In other words, Andrea says, everyday experience and knowing how to dissect a problem, look for opportunities and weigh in on value versus effort is what's in demand.
Michael Linhares from Pfizer took this a step further to say that, despite our obsession on core business expertise, 90 percent of what we do might be interchangeable in another setting.
Linhares related a gathering with some managers from BP where he talked about developing architectures and frameworks and systems for sharing information around drug compounds. "Well, the guys from BP were developing integrated systems for sharing information around wells. We were talking about the exact same problems and solutions, the only thing different was that I was talking about a compound and he was talking about a well. The skill set is transferable from one organization to another if you understand things conceptually."
Barbara Latullipe had raised the word "conceptual" as a required thinking skill for future information workers and to me, conceptual is pretty much the anti-IT.
We had a laugh over that, but Clay Richardson affirmed the shift, not only from functional silos, but from failures in master data silos, process silos and whatever else you have. "It's getting away from that technology or operational standpoint and more toward process thinking across areas and bringing the pieces together."

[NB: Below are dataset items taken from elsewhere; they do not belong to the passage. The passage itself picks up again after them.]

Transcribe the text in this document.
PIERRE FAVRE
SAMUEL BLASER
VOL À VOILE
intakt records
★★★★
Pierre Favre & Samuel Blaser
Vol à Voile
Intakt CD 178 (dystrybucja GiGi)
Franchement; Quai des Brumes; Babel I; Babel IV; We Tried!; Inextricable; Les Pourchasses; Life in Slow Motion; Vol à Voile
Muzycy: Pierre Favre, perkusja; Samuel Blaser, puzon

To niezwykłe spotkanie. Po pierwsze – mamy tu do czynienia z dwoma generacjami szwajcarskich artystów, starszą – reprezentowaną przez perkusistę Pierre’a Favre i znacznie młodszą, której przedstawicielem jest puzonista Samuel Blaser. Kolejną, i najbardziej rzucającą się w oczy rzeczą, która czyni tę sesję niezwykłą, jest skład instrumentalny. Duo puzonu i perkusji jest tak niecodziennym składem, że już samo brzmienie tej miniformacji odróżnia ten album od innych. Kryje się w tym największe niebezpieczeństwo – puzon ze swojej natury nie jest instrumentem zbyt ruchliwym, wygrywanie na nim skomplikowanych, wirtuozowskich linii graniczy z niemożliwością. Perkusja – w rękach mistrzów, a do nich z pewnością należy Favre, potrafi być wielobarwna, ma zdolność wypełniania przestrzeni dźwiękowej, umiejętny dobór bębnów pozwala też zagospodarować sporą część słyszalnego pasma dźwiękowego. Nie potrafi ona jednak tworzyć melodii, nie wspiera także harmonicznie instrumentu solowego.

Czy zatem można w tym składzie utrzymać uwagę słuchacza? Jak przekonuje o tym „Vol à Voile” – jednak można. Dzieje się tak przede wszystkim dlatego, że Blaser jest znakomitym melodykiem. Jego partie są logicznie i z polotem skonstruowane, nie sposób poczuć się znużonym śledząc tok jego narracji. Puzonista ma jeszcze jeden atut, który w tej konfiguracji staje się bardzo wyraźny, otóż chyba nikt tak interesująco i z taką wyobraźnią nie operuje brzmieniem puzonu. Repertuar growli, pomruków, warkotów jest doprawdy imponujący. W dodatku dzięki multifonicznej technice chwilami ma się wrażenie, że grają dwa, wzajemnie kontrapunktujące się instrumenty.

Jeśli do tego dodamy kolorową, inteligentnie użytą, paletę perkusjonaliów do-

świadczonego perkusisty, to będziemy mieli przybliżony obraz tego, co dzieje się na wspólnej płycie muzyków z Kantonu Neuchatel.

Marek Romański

I know Clay as a serious process advocate from way back, but he's also an open-minded thinker who encouraged me when he said the trend might actually be easier -- and not a barrier to entry -- for the next generation of information workers.
Here's what Clay said. "In a lot of ways the millenials have an attention deficit and that's actually an asset compared to those of us that have one thing in front of us we're focused on. You need to multitask five things and make sense of it all in context."
It suggests what may be the real underpinning of the social movement in business not as a networking movement as much as a means of constructive collaboration supported by a lot of tools and technology.
It's the boundary spanning or whatever you want to call the toolset of success, and it's not grounded in superflous knowledge in any one single domain. "Having the ability to straddle both the business and the specialty ... the people who can manage the white space can shift from business to business to business quite well."